LIZA: Danke. Ich habe keine vergleichbare Ausbildung woanders gemacht, aber ich kenne den Aufbau und die Methoden anderer Trainer, Organisationsentwickler oder Führungskräfteentwickler. Besonders an eurer Ausbildung fand ich die Reichhaltigkeit. Es war ein sehr strukturierter Aufbau, mit unglaublich viel Input, und es gab einen Aspekt, den wir untereinander immer wieder thematisiert haben. Das heißt, ich spreche hier nicht nur für mich, sondern für die ganze Gruppe: Die Ausbildung hatte Tiefgang. Und das war das Besondere! Es ging nicht nur um Wissensvermittlung, sondern auch um die persönliche Ebene, ein Date mit sich selbst. Oft mussten wir nach den Samstagsmodulen erstmal ein Glas Wein trinken und gar nicht reden, weil so viel aktiviert wurde – auch im Unterbewusstsein. Das musste man erst einmal verarbeiten (lacht).

Dieser Tiefgang hat auch in der Gruppendynamik gewirkt. Wir haben besondere Vertrauensverhältnisse aufgebaut. Unsere Gruppe trifft sich bis heute, und wir besprechen alles – von den privatesten Themen bis hin zum Beruflichen. Wir sind radikal ehrlich zueinander. Wir sagen: „Das ist nicht gut, was du da machst“, oder „Reiß dich mal zusammen“ und „Schau mal genauer hin“. Dieses Vertrauen wurde in der Ausbildung gelegt, weil wir dort immer wieder in intensive Feedbackprozesse gegangen sind. Das war wirklich super wertvoll.

JOHANNES: „Reiß Dich mal zusammen“ ist tatsächlich eine der besten systemischen Interventionen, die es gibt. 😉 Aber dieses genaue Hinsehen und das Feedback auch wirklich ansprechen zu können – das geht nur, wenn die Beziehung trägt. Es darf eben nicht alles in Watte gepackt werden, sodass am Ende keine klare Botschaft mehr bleibt.

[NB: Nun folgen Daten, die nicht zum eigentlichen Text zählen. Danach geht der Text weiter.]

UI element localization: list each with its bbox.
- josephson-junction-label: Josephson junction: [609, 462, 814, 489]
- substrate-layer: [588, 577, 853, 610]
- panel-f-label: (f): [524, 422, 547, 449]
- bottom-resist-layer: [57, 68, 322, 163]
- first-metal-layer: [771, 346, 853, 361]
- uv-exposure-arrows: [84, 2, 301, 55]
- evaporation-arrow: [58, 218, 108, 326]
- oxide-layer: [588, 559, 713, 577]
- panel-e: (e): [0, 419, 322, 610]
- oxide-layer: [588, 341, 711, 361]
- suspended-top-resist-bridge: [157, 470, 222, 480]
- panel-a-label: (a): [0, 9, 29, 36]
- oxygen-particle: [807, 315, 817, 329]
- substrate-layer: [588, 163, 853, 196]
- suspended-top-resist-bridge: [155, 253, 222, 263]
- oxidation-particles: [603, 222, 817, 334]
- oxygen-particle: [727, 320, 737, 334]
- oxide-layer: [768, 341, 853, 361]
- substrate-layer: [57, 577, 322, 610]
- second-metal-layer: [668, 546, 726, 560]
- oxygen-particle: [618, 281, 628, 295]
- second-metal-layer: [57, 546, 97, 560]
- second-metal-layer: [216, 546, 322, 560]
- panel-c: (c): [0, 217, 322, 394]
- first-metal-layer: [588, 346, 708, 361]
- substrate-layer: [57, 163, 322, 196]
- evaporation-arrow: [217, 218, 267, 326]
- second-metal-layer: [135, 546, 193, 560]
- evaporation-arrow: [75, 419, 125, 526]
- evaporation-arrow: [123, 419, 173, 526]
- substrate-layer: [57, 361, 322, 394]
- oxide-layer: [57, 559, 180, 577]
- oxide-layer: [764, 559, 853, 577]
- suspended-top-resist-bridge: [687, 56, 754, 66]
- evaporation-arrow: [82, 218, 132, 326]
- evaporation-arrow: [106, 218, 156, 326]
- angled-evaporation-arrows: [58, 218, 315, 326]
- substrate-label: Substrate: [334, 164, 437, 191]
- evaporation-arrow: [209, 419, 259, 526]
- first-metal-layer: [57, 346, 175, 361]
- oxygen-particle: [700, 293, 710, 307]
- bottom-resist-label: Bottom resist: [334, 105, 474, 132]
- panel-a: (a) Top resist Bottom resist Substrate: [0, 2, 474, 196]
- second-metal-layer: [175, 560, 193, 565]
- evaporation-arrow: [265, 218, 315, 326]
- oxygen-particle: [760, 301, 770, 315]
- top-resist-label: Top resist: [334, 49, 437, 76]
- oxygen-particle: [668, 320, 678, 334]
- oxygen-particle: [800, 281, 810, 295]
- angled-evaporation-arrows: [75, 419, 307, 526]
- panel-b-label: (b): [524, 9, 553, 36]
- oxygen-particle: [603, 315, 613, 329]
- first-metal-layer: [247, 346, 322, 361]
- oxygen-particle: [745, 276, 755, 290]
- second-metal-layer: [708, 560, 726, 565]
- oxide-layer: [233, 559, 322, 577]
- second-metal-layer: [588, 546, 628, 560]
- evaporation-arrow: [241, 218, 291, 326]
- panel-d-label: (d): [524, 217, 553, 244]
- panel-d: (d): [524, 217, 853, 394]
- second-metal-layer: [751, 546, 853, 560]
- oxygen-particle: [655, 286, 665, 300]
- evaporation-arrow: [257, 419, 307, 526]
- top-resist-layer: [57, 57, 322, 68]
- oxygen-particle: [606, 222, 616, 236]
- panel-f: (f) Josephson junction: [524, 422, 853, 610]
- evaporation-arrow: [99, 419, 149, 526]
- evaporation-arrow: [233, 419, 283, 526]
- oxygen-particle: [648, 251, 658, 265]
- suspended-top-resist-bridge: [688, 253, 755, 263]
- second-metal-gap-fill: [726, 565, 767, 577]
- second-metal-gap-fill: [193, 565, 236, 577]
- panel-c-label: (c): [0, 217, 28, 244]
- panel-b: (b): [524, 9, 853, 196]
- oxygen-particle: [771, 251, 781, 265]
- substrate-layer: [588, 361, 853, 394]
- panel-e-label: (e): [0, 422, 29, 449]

LIZA: Ja, dafür bin ich auch nicht bekannt.

JOHANNES: Das kann man wohl sagen.

LIZA: Klare Kommunikation ist oft schwierig, aber wichtig. Ich glaube, das Besondere bei euch war der Tiefgang und die Art, wie ihr Feedback aktiviert habt. In jedem Modul gab es interaktive Übungen, bei denen intensive Reflexionen stattfanden – Selbstreflexion, Reflexion durch andere und Resonanz. Ich versuche, auch mein Team heute dorthin zu bringen. Wenn ich einen Workshop leite, habe ich immer ein jüngeres Teammitglied dabei, das nur auf die Resonanz achtet, um das Bewusstsein dafür zu schärfen. Das wird dann irgendwann auch teil der Teamkultur, ich meine reflektives Denken oder Hinterfragen, somit gibt man das weiter und wirkt damit auch auf kultureller Ebene.

JOHANNES: Verstehe.

LIZA: Es geht um Beobachtungsgabe und Aufmerksamkeit.

JOHANNES: Genau. Denn eigentlich ist ja alles da – man muss es nur wahrnehmen und nutzen.

Und damit sage ich: Vielen Dank, Liza!

LIZA: Sehr gerne, Johannes! Dir weiterhin viel Erfolg!